Coventry manufacturer pioneers new super-strength lightweight alloy technology

One of the cast aluminium parts being developed by Sarginsons

A Coventry manufacturer is collaborating with a leading UK university to develop new lightweight castings technology.

The work being undertaken by Sarginsons Industries, together with Brunel University London will ensure that lightweight aluminium cars (such as those being built by Jaguar Land Rover) and trains no longer need to rely on heavy steel bumper beams and crash boxes for impact protection.

The Brunel Centre for Advanced Solidification Technology (BCAST) is a global leader in metallurgical casting research.

It is working closely with foundry partner Sarginsons and others on the development of high-performance cast aluminium alloys as part of the Lightweight Energy Absorbing Aluminium Structures for Transport (LEAAST) project.

Two aluminium alloys have been developed within the project and have proven to be successful in industrial trials, with improved strength and ductility but at a much reduced weight when compared to traditional materials such as steel.

The three-year, £2.2m LEAAST project, which began in May 2015, is funded by Innovate UK, and involves 10 industrial partners and research institutions led by Jaguar Land Rover to develop future lightweight aluminium crash management systems for automotive and rail applications.

BCAST, as the only university-level research institution involved in the crash management aspect of the LEAAST project, is working on the development of high-performance wrought and cast aluminium alloys, the recycling of aluminium alloys using melt-conditioned direct chill casting, and the overcasting technology, in which metals with lower melting temperature are cast over higher-melting alloys to optimise weight and performance.

Sarginsons is working with BCAST to develop the high-ductility aluminium alloys using overcasting techniques to demonstrate the potential for both increased crash resistance and weight saving.

Anthony Evans, managing director at Sarginsons, said: “Lightweight crash management systems are of increasing importance for most forms of ground transport.
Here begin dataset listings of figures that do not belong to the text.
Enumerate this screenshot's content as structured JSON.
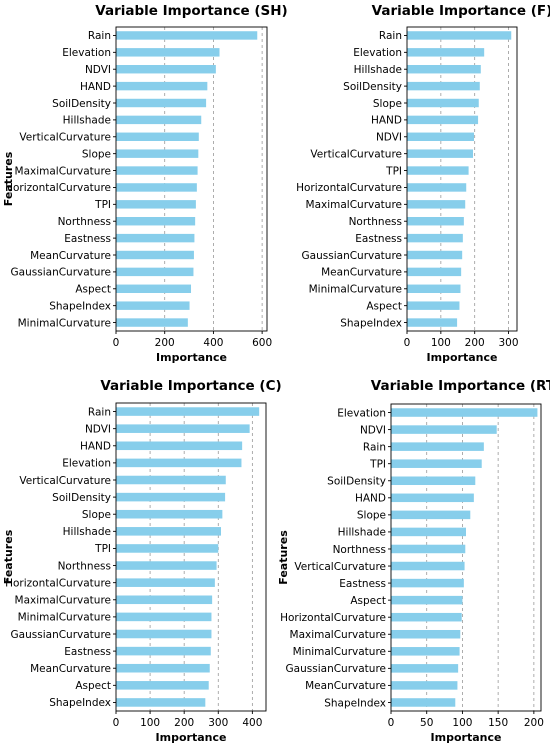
{
  "chart_data": [
    {
      "type": "bar",
      "orientation": "horizontal",
      "title": "Variable Importance (SH)",
      "xlabel": "Importance",
      "ylabel": "Features",
      "xlim": [
        0,
        620
      ],
      "xticks": [
        0,
        200,
        400,
        600
      ],
      "grid": "x-dashed",
      "categories": [
        "Rain",
        "Elevation",
        "NDVI",
        "HAND",
        "SoilDensity",
        "Hillshade",
        "VerticalCurvature",
        "Slope",
        "MaximalCurvature",
        "HorizontalCurvature",
        "TPI",
        "Northness",
        "Eastness",
        "MeanCurvature",
        "GaussianCurvature",
        "Aspect",
        "ShapeIndex",
        "MinimalCurvature"
      ],
      "values": [
        580,
        425,
        410,
        375,
        370,
        350,
        340,
        338,
        335,
        332,
        328,
        325,
        322,
        320,
        318,
        308,
        302,
        295
      ]
    },
    {
      "type": "bar",
      "orientation": "horizontal",
      "title": "Variable Importance (F)",
      "xlabel": "Importance",
      "ylabel": "",
      "xlim": [
        0,
        325
      ],
      "xticks": [
        0,
        100,
        200,
        300
      ],
      "grid": "x-dashed",
      "categories": [
        "Rain",
        "Elevation",
        "Hillshade",
        "SoilDensity",
        "Slope",
        "HAND",
        "NDVI",
        "VerticalCurvature",
        "TPI",
        "HorizontalCurvature",
        "MaximalCurvature",
        "Northness",
        "Eastness",
        "GaussianCurvature",
        "MeanCurvature",
        "MinimalCurvature",
        "Aspect",
        "ShapeIndex"
      ],
      "values": [
        308,
        228,
        218,
        215,
        212,
        210,
        198,
        195,
        182,
        175,
        172,
        168,
        165,
        163,
        160,
        158,
        155,
        148
      ]
    },
    {
      "type": "bar",
      "orientation": "horizontal",
      "title": "Variable Importance (C)",
      "xlabel": "Importance",
      "ylabel": "Features",
      "xlim": [
        0,
        440
      ],
      "xticks": [
        0,
        100,
        200,
        300,
        400
      ],
      "grid": "x-dashed",
      "categories": [
        "Rain",
        "NDVI",
        "HAND",
        "Elevation",
        "VerticalCurvature",
        "SoilDensity",
        "Slope",
        "Hillshade",
        "TPI",
        "Northness",
        "HorizontalCurvature",
        "MaximalCurvature",
        "MinimalCurvature",
        "GaussianCurvature",
        "Eastness",
        "MeanCurvature",
        "Aspect",
        "ShapeIndex"
      ],
      "values": [
        420,
        392,
        370,
        368,
        322,
        320,
        312,
        308,
        300,
        295,
        290,
        282,
        280,
        280,
        278,
        275,
        272,
        262
      ]
    },
    {
      "type": "bar",
      "orientation": "horizontal",
      "title": "Variable Importance (RT)",
      "xlabel": "Importance",
      "ylabel": "Features",
      "xlim": [
        0,
        210
      ],
      "xticks": [
        0,
        50,
        100,
        150,
        200
      ],
      "grid": "x-dashed",
      "categories": [
        "Elevation",
        "NDVI",
        "Rain",
        "TPI",
        "SoilDensity",
        "HAND",
        "Slope",
        "Hillshade",
        "Northness",
        "VerticalCurvature",
        "Eastness",
        "Aspect",
        "HorizontalCurvature",
        "MaximalCurvature",
        "MinimalCurvature",
        "GaussianCurvature",
        "MeanCurvature",
        "ShapeIndex"
      ],
      "values": [
        205,
        148,
        130,
        127,
        118,
        116,
        111,
        105,
        104,
        103,
        102,
        100,
        99,
        97,
        96,
        94,
        93,
        90
      ]
    }
  ]
}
While at present many automotive original equipment manufacturers have advanced aluminium automotive body designs, they still depend on steel for bumper beams.

“Delivering fully sustainable and high-ductility alloy is critical for providing the automotive industry with light weighting options to counter the higher-weight battery and hybrid vehicle base loads.

“The first scale-up trial has just been completed with the new casting alloy being tested in a 400 kg melt batch and controlled manufacturing conditions at Sarginsons, and the results are extremely positive. At least a 30% increase in yield strength has been achieved with the new alloy, while maintaining its high ductility.”